Sur Le voyage de trois cosaques au royaume des Eaux Blanches (L'inventaire,
205 pages, février 1996, ISBN 2-910490-05-X, 16,80 euros)
de Grégoire Khokhlov par Jean-Baptiste Berthelin pour ArtsLivres




trois cosaques             En 1667, un concile de l'Eglise Orthodoxe de Russie anathématise et excommunie les vieux-croyants, prêtres et laïques ayant refusé certaines réformes de leur religion. Certains d'entre d'eux deviennent alors des nikoudychniki, gens de nulle part, chrétiens sans clergé. Par la suite, ces communautés développèrent, au fil des décennies et des siècles, une vision utopique du monde, selon laquelle, en certains lieux du monde, leur « vraie foi » subsisterait, avec de belles églises et de saints évêques. Mais sur quel continent ? Seules des rumeurs tentent de répondre à cette interrogation.


C'est pourquoi, le 25 janvier 1898, dans la ville de Kirsanov, une assemblée décide d'envoyer trois cosaques à la recherche de ce séjour bienheureux. Les trois élus se nomment Onésime Barsonophée Barychnikov, Boniface Danilovitch Maksimytchev et Grégoire Térentiev Khokhlov, ce dernier étant chargé de rédiger un document pour raconter le déroulement de la mission.

Nos voyageurs vont s'embarquer à Odessa pour Istanbul. Ils y passent une semaine remplie de découvertes, et se font établir par les autorités ottomanes un permis de voyage, car ils veulent voir, chemin faisant, le mont Athos, Salonique, Smyrne, Chypre et Jérusalem. Ils visitent notamment le tombeau de Saint Dimitri et, sur l'île de Patmos, la grotte qui abrita Jean l'évangéliste lorsqu'il écrivit son Apocalypse.

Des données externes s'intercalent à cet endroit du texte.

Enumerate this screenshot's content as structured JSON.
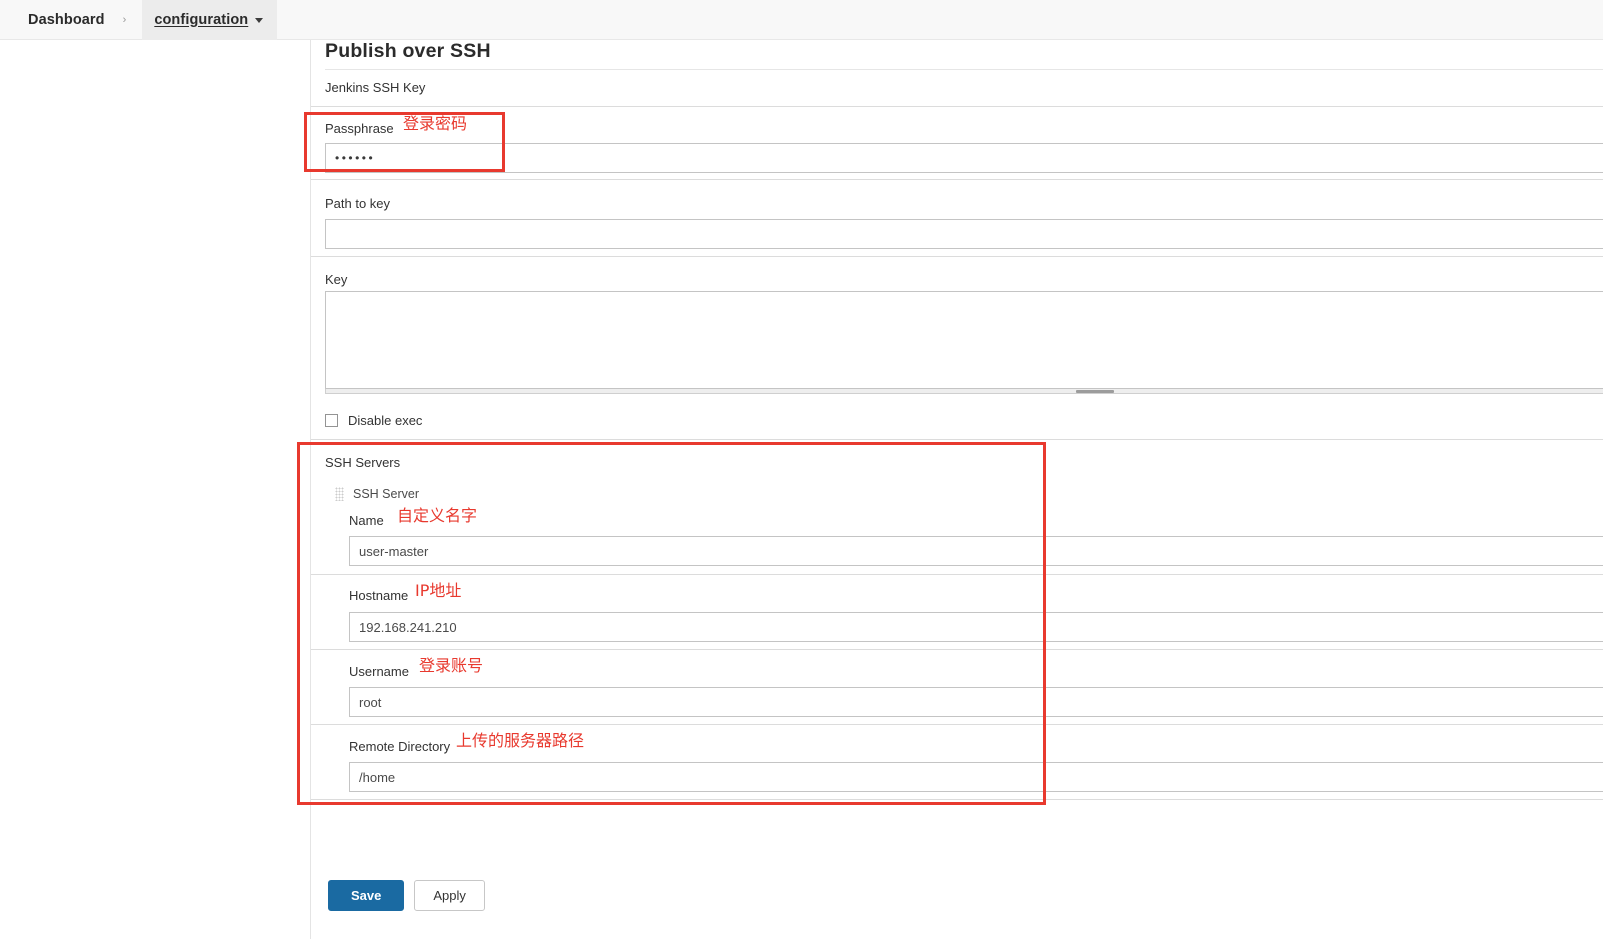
{
  "breadcrumb": {
    "dashboard": "Dashboard",
    "separator": "›",
    "configuration": "configuration"
  },
  "page": {
    "title": "Publish over SSH",
    "jenkins_ssh_key_label": "Jenkins SSH Key"
  },
  "fields": {
    "passphrase": {
      "label": "Passphrase",
      "value": "••••••",
      "placeholder": "",
      "annotation": "登录密码"
    },
    "path_to_key": {
      "label": "Path to key",
      "value": "",
      "placeholder": ""
    },
    "key": {
      "label": "Key",
      "value": "",
      "placeholder": ""
    },
    "disable_exec": {
      "label": "Disable exec",
      "checked": false
    }
  },
  "ssh_servers": {
    "section_label": "SSH Servers",
    "server_entry_title": "SSH Server",
    "drag_handle_icon": "drag-handle-icon",
    "fields": [
      {
        "label": "Name",
        "annotation": "自定义名字",
        "value": "user-master",
        "placeholder": "",
        "name": "name"
      },
      {
        "label": "Hostname",
        "annotation": "IP地址",
        "value": "192.168.241.210",
        "placeholder": "",
        "name": "hostname"
      },
      {
        "label": "Username",
        "annotation": "登录账号",
        "value": "root",
        "placeholder": "",
        "name": "username"
      },
      {
        "label": "Remote Directory",
        "annotation": "上传的服务器路径",
        "value": "/home",
        "placeholder": "",
        "name": "remote-directory"
      }
    ]
  },
  "footer": {
    "save_label": "Save",
    "apply_label": "Apply"
  },
  "colors": {
    "annotation_red": "#e8392e",
    "save_blue": "#1a6aa2",
    "breadcrumb_bg": "#f8f8f8",
    "crumb_active_bg": "#ececec",
    "field_border": "#c4c4c4"
  }
}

Près de la ville de Larnaka, sur l'île de Chypre, ils admirent une icône de la Vierge Marie, peinte par Luc l'évangéliste. La route continue, passant par Beyrouth, Jaffa et Jérusalem, puis Port-Saïd. Au bout du canal de Suez, c'est la Mer Rouge. Selon une légende russe, il en surgit de nombreux pharaons morts-vivants qui demandent aux passagers des navires si la fin du monde est proche. Ouvrant scrupuleusement leurs yeux, nos cosaques ne voient rien de tel.

L'Océan Indien, une escale à Colombo, Singapour : toujours pas de paradis des orthodoxes. Serait-ce près de Saïgon ? Ils y vont et font chou blanc, de même qu'à Hong-Kong, Shanghai et Wuhan. Ils s'instruisent sur la fabrication du thé, sur le bouddhisme et les superstitions, et poursuivent obstinément leur quête, bien que le scepticisme finisse par les gagner. Ils font une dernière tentative au Japon. De là, ils regagnent l'Empire russe, au port de Vladivostok. Tantôt par voie ferrée, tantôt en naviguant sur le fleuve Amour et le lac Baïkal, ils regagnent leur point de départ.

Sur un certain plan, la mission est un échec, cela ne fait aucun doute. Et pourtant, on sent chez Khokhlov, au fil des pages, l'éveil d'un nouvel esprit critique. Plus il discute avec ses compagnons, plus il comprend que certaines « informations », sur la base desquelles leur mission fut décidée, n'étaient que des rumeurs. Ils apprennent à mieux interpréter ce qu'ils voient, ce qu'ils entendent et ce dont ils se souviennent.

Cet ouvrage nous présente donc un véritable voyage initiatique, comme le soulignent Vladimir Korolenko, le préfacier, et Michel Niqueux, traducteur et annotateur. C'est un document qui nous confirme que Russie rime avec poésie et Utopie.